La maison du chat qui pelote

par

Théodore de Sommervieux

Théodore de Sommervieux est un peintre de grand renom, célébrité du Premier Empire. Sa réputation est affirmée, son succès également, tout comme le prouve l'obtention du prix de Rome, qui lui a été décerné durant sa jeunesse.

Menant une vie d'esthète, la valeur suprême est pour lui la beauté. Il ne vit que pour elle et la recherche dans chaque détail de la vie, l'appliquant avec passion à son travail d'artiste peintre. C'est ainsi qu'il tombe amoureux éperdument d'Augustine, qu'il aperçoit à la fenêtre de sa chambre, et compare à la beauté incarnée, à l'une de ses peintures devenues réelles. À la vue d'Augustine, réelle, en face de lui, ce n'est pas l'homme qui pense et ressent avec son cœur, mais le peintre qui l'enrobe de coups de pinceau : « L’artiste aperçut alors cette beauté dans toute sa fleur, cette pudeur dans toute sa gloire»

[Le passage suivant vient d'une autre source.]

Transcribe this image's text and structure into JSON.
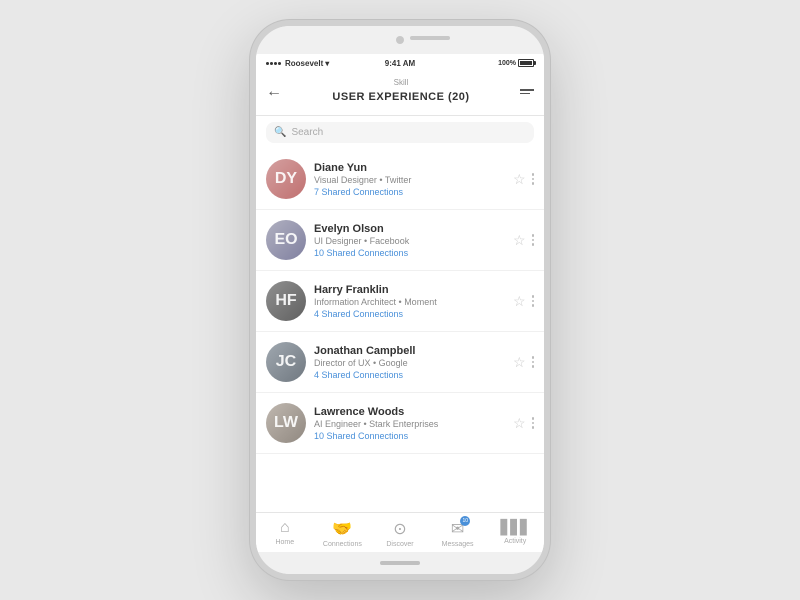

Cette obsession de la perfection l'aveugle, le sert autant qu’elle le dessert : il se met alors à idolâtrer la jeune fille en la plaçant au-dessus de toute autre, d'après cette unique conception qu'il se fait d'elle. Ainsi, négligeant de connaître son tempérament, son caractère, il connaît rapidement une désillusion lorsque la jeune fille finit par le lasser, ne faisant preuve que d'un esprit qui le laisse déçu et ennuyé. En effet, elle ne partage pas son engouement pour l'art, et demeure dans des préoccupations trop terrestres pour lui : « Elle marchait terre à terre dans...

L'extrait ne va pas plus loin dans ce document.